Kōjin has published commentaries on Eihei Dōgen's essays Fukanzazengi and Bendōwa. Both are available from bookstores as well as online through Amazon or Abebooks.
"In this moment, who is it that is observing what? Who is it sitting on a cushion, hearing the sounds, seeing the colors of light and darkness on the floor? Who is hearing the wind outside the window? Who is it? And what if there were just the observing? What if there was no perceivable observer? What if it were just the seeing, the hearing, the smelling, the feeling and the tasting? What if all of these things were going on and yet nobody was home? In other words, if we look at what I just wrote about “going along with what is” and take it even farther, as Master Dogen is inviting us to do, what if we were to say that instead of going along with what is, what if we were what is, whatever it is happens to be? What if, instead of saying that we are just observing this universe, we were to experience that we were just this universe? Not observing something on the outside, but being all things without the illusion of an inside or an outside.

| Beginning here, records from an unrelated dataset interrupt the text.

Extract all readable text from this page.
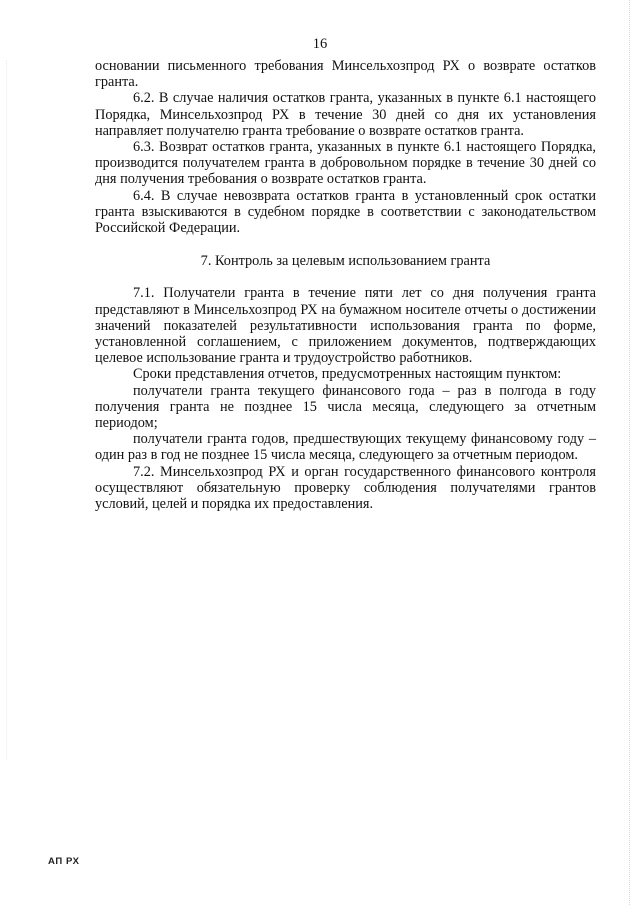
16

основании письменного требования Минсельхозпрод РХ о возврате остатков гранта.

6.2. В случае наличия остатков гранта, указанных в пункте 6.1 настоящего Порядка, Минсельхозпрод РХ в течение 30 дней со дня их установления направляет получателю гранта требование о возврате остатков гранта.

6.3. Возврат остатков гранта, указанных в пункте 6.1 настоящего Порядка, производится получателем гранта в добровольном порядке в течение 30 дней со дня получения требования о возврате остатков гранта.

6.4. В случае невозврата остатков гранта в установленный срок остатки гранта взыскиваются в судебном порядке в соответствии с законодательством Российской Федерации.

7. Контроль за целевым использованием гранта

7.1. Получатели гранта в течение пяти лет со дня получения гранта представляют в Минсельхозпрод РХ на бумажном носителе отчеты о достижении значений показателей результативности использования гранта по форме, установленной соглашением, с приложением документов, подтверждающих целевое использование гранта и трудоустройство работников.

Сроки представления отчетов, предусмотренных настоящим пунктом:

получатели гранта текущего финансового года – раз в полгода в году получения гранта не позднее 15 числа месяца, следующего за отчетным периодом;

получатели гранта годов, предшествующих текущему финансовому году – один раз в год не позднее 15 числа месяца, следующего за отчетным периодом.

7.2. Минсельхозпрод РХ и орган государственного финансового контроля осуществляют обязательную проверку соблюдения получателями грантов условий, целей и порядка их предоставления.

АП РХ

The sound of footsteps. A cool breeze across our neck. A sneeze. As the great Irish poet W. B. Yeats once wrote, “How can we know the dancer from the dance?” The dancer is the dance! As we saw earlier, Dogen calls fully manifesting ultimate reality “genjokoan,” which is none other than our daily, ordinary deportment, rolling up the curtain or getting down from a platform, making a cup of tea or answering the telephone. This is all the manifestation of ultimate reality. We do it everyday."
"If our enlightenment is solely aimed at alleviating our own suffering, we paradoxically risk perpetuating suffering both in ourselves and in others. True liberation is inextricably linked to the emancipation of all beings, and despite our own awakening, we are not truly enlightened until everyone else is also enlightened. Therefore, we naturally serve and assist others in realizing their true nature."